WASHINGTON -- The Supreme Court agreed Monday to decide whether the federal government was entitled to break a promise to shield insurance companies from some of the risks they took in participating in the exchanges established by President Barack Obama's health care law, the Patient Protection and Affordable Care Act.
In their brief seeking Supreme Court review, two insurance companies said they had been the victims of "a bait-and-switch of staggering dimensions in which the government has paid insurers $12 billion less than what was promised."
The health care law established so-called risk corridors meant to help insurance companies cope with the risks they took when they decided to participate in the law's marketplaces without knowing who would sign up for coverage. Under the program, the federal government would limit insurance companies' gains and losses on insurance sold in the marketplaces from 2014 through 2016.
If premiums exceeded a company's medical expenses, the insurer would be required to pay some of its profit to the government. But if premiums fell short of medical expenses, the insurer would be entitled to payments from the government.
The law's drafters hoped that payments into the program would offset payments out. As it turned out, losses substantially outpaced gains. Under the terms of the law, the government was required to make up much of the difference.
But Congress later enacted a series of appropriation riders that seemed to bar the promised payments. The insurance companies sued, but a divided three-judge panel of the U.S. Court of Appeals for the Federal Circuit ruled against them.
Chief Judge Sharon Prost, writing for the majority, acknowledged that the health care law "obligated the government to pay the full amount of risk corridors payments." But she added that "the riders on the relevant appropriations effected a suspension of that obligation for each of the relevant years."
In dissent, Judge Pauline Newman said the majority had undermined basic principles of fairness.

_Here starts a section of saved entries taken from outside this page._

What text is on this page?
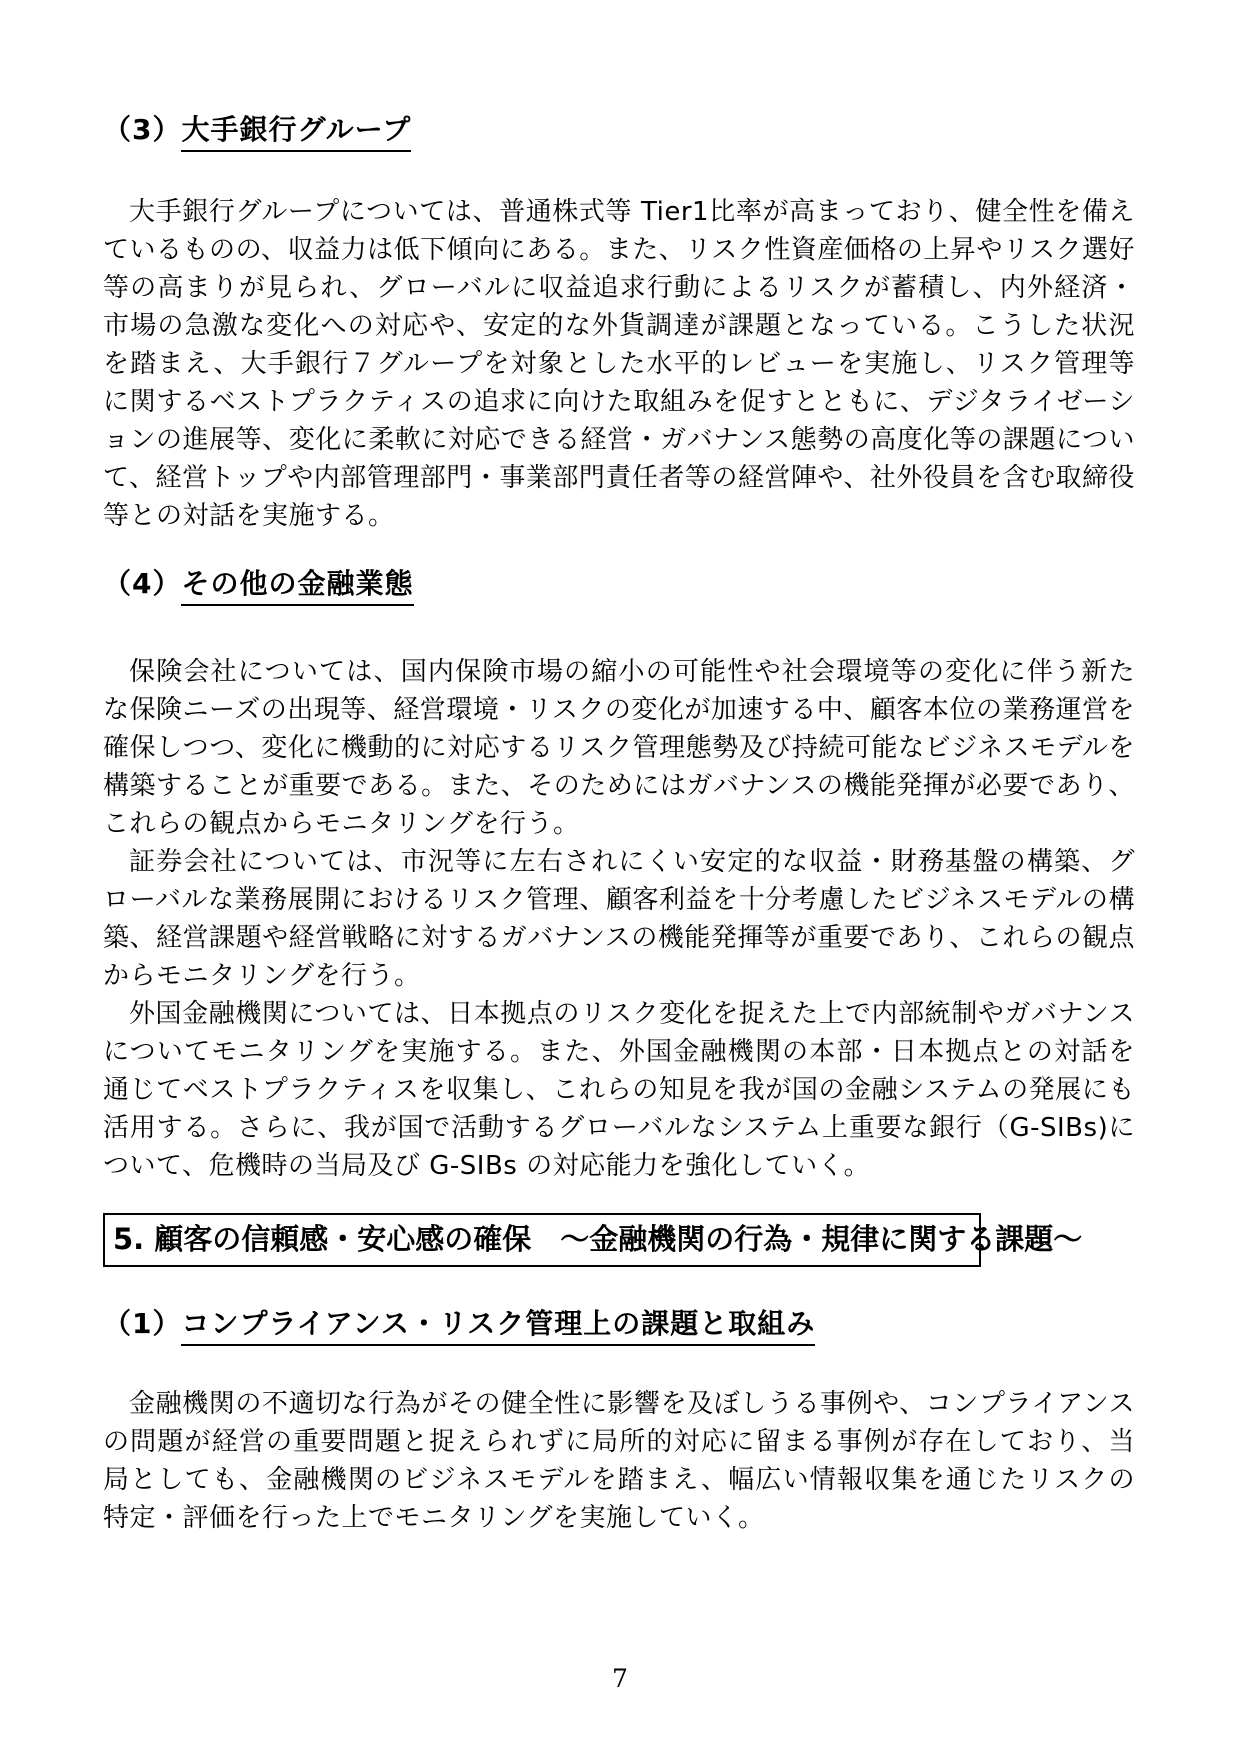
（3）大手銀行グループ

大手銀行グループについては、普通株式等 Tier1比率が高まっており、健全性を備えているものの、収益力は低下傾向にある。また、リスク性資産価格の上昇やリスク選好等の高まりが見られ、グローバルに収益追求行動によるリスクが蓄積し、内外経済・市場の急激な変化への対応や、安定的な外貨調達が課題となっている。こうした状況を踏まえ、大手銀行７グループを対象とした水平的レビューを実施し、リスク管理等に関するベストプラクティスの追求に向けた取組みを促すとともに、デジタライゼーションの進展等、変化に柔軟に対応できる経営・ガバナンス態勢の高度化等の課題について、経営トップや内部管理部門・事業部門責任者等の経営陣や、社外役員を含む取締役等との対話を実施する。

（4）その他の金融業態

保険会社については、国内保険市場の縮小の可能性や社会環境等の変化に伴う新たな保険ニーズの出現等、経営環境・リスクの変化が加速する中、顧客本位の業務運営を確保しつつ、変化に機動的に対応するリスク管理態勢及び持続可能なビジネスモデルを構築することが重要である。また、そのためにはガバナンスの機能発揮が必要であり、これらの観点からモニタリングを行う。

証券会社については、市況等に左右されにくい安定的な収益・財務基盤の構築、グローバルな業務展開におけるリスク管理、顧客利益を十分考慮したビジネスモデルの構築、経営課題や経営戦略に対するガバナンスの機能発揮等が重要であり、これらの観点からモニタリングを行う。

外国金融機関については、日本拠点のリスク変化を捉えた上で内部統制やガバナンスについてモニタリングを実施する。また、外国金融機関の本部・日本拠点との対話を通じてベストプラクティスを収集し、これらの知見を我が国の金融システムの発展にも活用する。さらに、我が国で活動するグローバルなシステム上重要な銀行（G-SIBs)について、危機時の当局及び G-SIBs の対応能力を強化していく。

5. 顧客の信頼感・安心感の確保　～金融機関の行為・規律に関する課題～
（1）コンプライアンス・リスク管理上の課題と取組み

金融機関の不適切な行為がその健全性に影響を及ぼしうる事例や、コンプライアンスの問題が経営の重要問題と捉えられずに局所的対応に留まる事例が存在しており、当局としても、金融機関のビジネスモデルを踏まえ、幅広い情報収集を通じたリスクの特定・評価を行った上でモニタリングを実施していく。

7
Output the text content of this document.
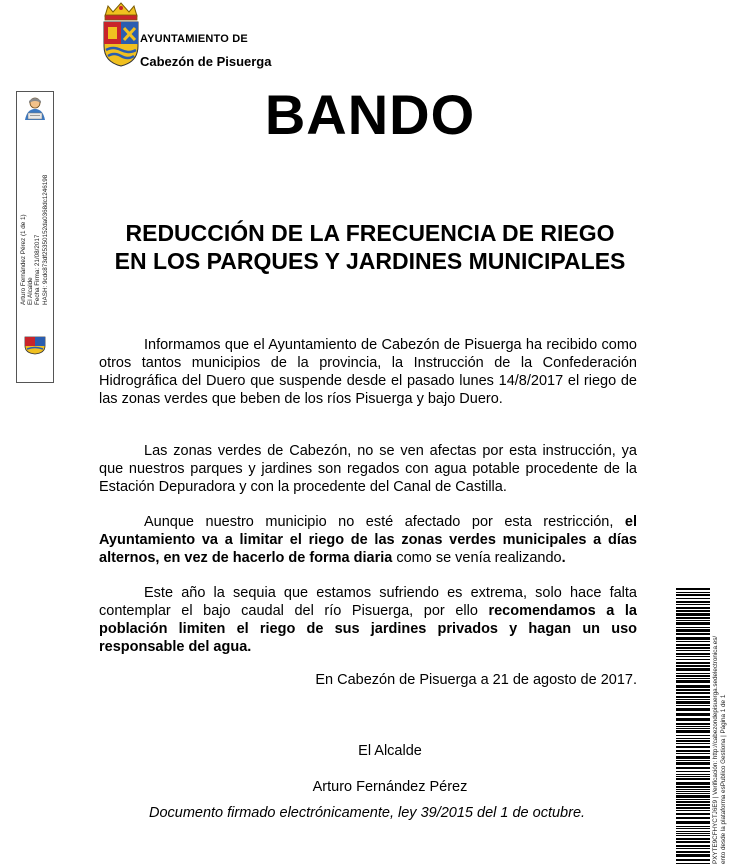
AYUNTAMIENTO DE
Cabezón de Pisuerga
Arturo Fernández Pérez (1 de 1) El Alcalde Fecha Firma: 21/08/2017 HASH: 9cdc873df25350152da0368dc1246198
BANDO
REDUCCIÓN DE LA FRECUENCIA DE RIEGO EN LOS PARQUES Y JARDINES MUNICIPALES

Informamos que el Ayuntamiento de Cabezón de Pisuerga ha recibido como otros tantos municipios de la provincia, la Instrucción de la Confederación Hidrográfica del Duero que suspende desde el pasado lunes 14/8/2017 el riego de las zonas verdes que beben de los ríos Pisuerga y bajo Duero.

Las zonas verdes de Cabezón, no se ven afectas por esta instrucción, ya que nuestros parques y jardines son regados con agua potable procedente de la Estación Depuradora y con la procedente del Canal de Castilla.

Aunque nuestro municipio no esté afectado por esta restricción, el Ayuntamiento va a limitar el riego de las zonas verdes municipales a días alternos, en vez de hacerlo de forma diaria como se venía realizando.

Este año la sequia que estamos sufriendo es extrema, solo hace falta contemplar el bajo caudal del río Pisuerga, por ello recomendamos a la población limiten el riego de sus jardines privados y hagan un uso responsable del agua.

En Cabezón de Pisuerga a 21 de agosto de 2017.

El Alcalde

Arturo Fernández Pérez

Documento firmado electrónicamente, ley 39/2015 del 1 de octubre.	PXYTE9CFHYCTJ6E9 | Verificación: http://cabezondepisuerga.sedelectronica.es/ ento desde la plataforma esPublico Gestiona | Página 1 de 1
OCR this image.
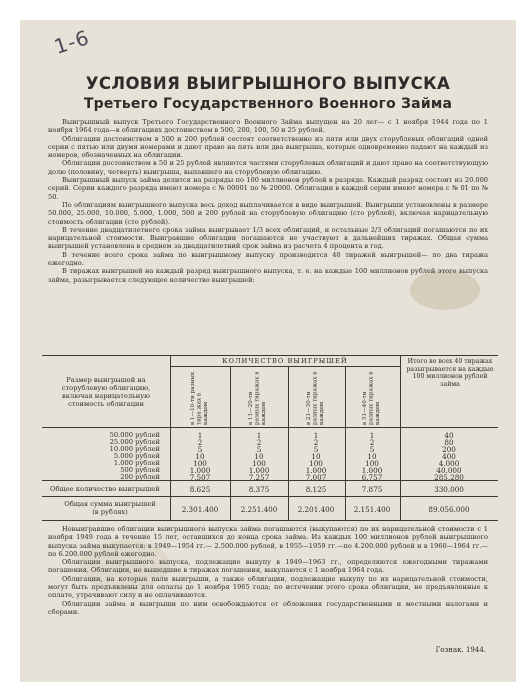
1-6
УСЛОВИЯ ВЫИГРЫШНОГО ВЫПУСКА
Третьего Государственного Военного Займа

Выигрышный выпуск Третьего Государственного Военного Займа выпущен на 20 лет— с 1 ноября 1944 года по 1 ноября 1964 года—в облигациях достоинством в 500, 200, 100, 50 и 25 рублей.

Облигации достоинством в 500 и 200 рублей состоят соответственно из пяти или двух сторублевых облигаций одной серии с пятью или двумя номерами и дают право на пять или два выигрыша, которые одновременно падают на каждый из номеров, обозначенных на облигации.

Облигации достоинством в 50 и 25 рублей являются частями сторублевых облигаций и дают право на соответствующую долю (половину, четверть) выигрыша, выпавшего на сторублевую облигацию.

Выигрышный выпуск займа делится на разряды по 100 миллионов рублей в разряде. Каждый разряд состоит из 20.000 серий. Серии каждого разряда имеют номера с № 00001 по № 20000. Облигации в каждой серии имеют номера с № 01 по № 50.

По облигациям выигрышного выпуска весь доход выплачивается в виде выигрышей. Выигрыши установлены в размере 50.000, 25.000, 10.000, 5.000, 1.000, 500 и 200 рублей на сторублевую облигацию (сто рублей), включая нарицательную стоимость облигации (сто рублей).

В течение двадцатилетнего срока займа выигрывает 1/3 всех облигаций, и остальные 2/3 облигаций погашаются по их нарицательной стоимости. Выигравшие облигации погашаются не участвуют в дальнейших тиражах. Общая сумма выигрышей установлена в среднем за двадцатилетний срок займа из расчета 4 процента в год.

В течение всего срока займа по выигрышному выпуску производится 40 тиражей выигрышей— по два тиража ежегодно.

В тиражах выигрышей на каждый разряд выигрышного выпуска, т. е. на каждые 100 миллионов рублей этого выпуска займа, разыгрывается следующее количество выигрышей:

Размер выигрышей на сторублевую облигацию, включая нарицательную стоимость облигации
КОЛИЧЕСТВО ВЫИГРЫШЕЙ
в 1—10-ти разных тира жах в каждом	в 11—20-ти разных тиражах в каждом	в 21—30-ти разных тиражах в каждом	в 31—40-ти разных тиражах в каждом
Итого во всех 40 тиражах разыгрывается на каждые 100 миллионов рублей займа
50.000 рублей	1	1	1	1	40
25.000 рублей	2	2	2	2	80
10.000 рублей	5	5	5	5	200
5.000 рублей	10	10	10	10	400
1.000 рублей	100	100	100	100	4.000
500 рублей	1.000	1.000	1.000	1.000	40.000
200 рублей	7.507	7.257	7.007	6.757	285.280
Общее количество выигрышей	8.625	8.375	8.125	7.875	330.000
Общая сумма выигрышей (в рублях)	2.301.400	2.251.400	2.201.400	2.151.400	89.056.000

Невыигравшие облигации выигрышного выпуска займа погашаются (выкупаются) по их нарицательной стоимости с 1 ноября 1949 года в течение 15 лет, оставшихся до конца срока займа. Из каждых 100 миллионов рублей выигрышного выпуска займа выкупается: в 1949—1954 гг.— 2.500.000 рублей, в 1955—1959 гг.—по 4.200.000 рублей и в 1960—1964 гг.—по 6.200.000 рублей ежегодно.

Облигации выигрышного выпуска, подлежащие выкупу в 1949—1963 гг., определяются ежегодными тиражами погашения. Облигации, не вышедшие в тиражах погашения, выкупаются с 1 ноября 1964 года.

Облигации, на которые пали выигрыши, а также облигации, подлежащие выкупу по их нарицательной стоимости, могут быть предъявлены для оплаты до 1 ноября 1965 года; по истечении этого срока облигации, не предъявленные к оплате, утрачивают силу и не оплачиваются.

Облигации займа и выигрыши по ним освобождаются от обложения государственными и местными налогами и сборами.

Гознак. 1944.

"The government's ability to benefit from participation of private enterprise depends on the government's reputation as a fair partner," she wrote. "By holding that the government can avoid its obligations after they have been incurred, by declining to appropriate funds to pay the bill and by dismissing the availability of judicial recourse, this court undermines the reliability of dealings with the government."
In urging the Supreme Court to hear the case, two insurance companies said the appeals court's decision threatened to encourage the government to walk away from other inconvenient promises.
"By giving judicial approval to the government's egregious disregard for its unambiguous statutory and contractual commitments," the brief said, "the decision provides a road map for the government to promise boldly, renege obscurely, and avoid both financial and political accountability for depriving private parties of billions in reliance interests."
The court agreed to hear three cases on the issue: Maine Community Health Options v. United States, 18-1023; Moda Health Plan Inc. v. United States, 18-1028; and Land of Lincoln Mutual Health Insurance Co. v. United States, 18-1038. The three cases will be consolidated for a single hour of arguments and heard in the court's next term, which will begin in October.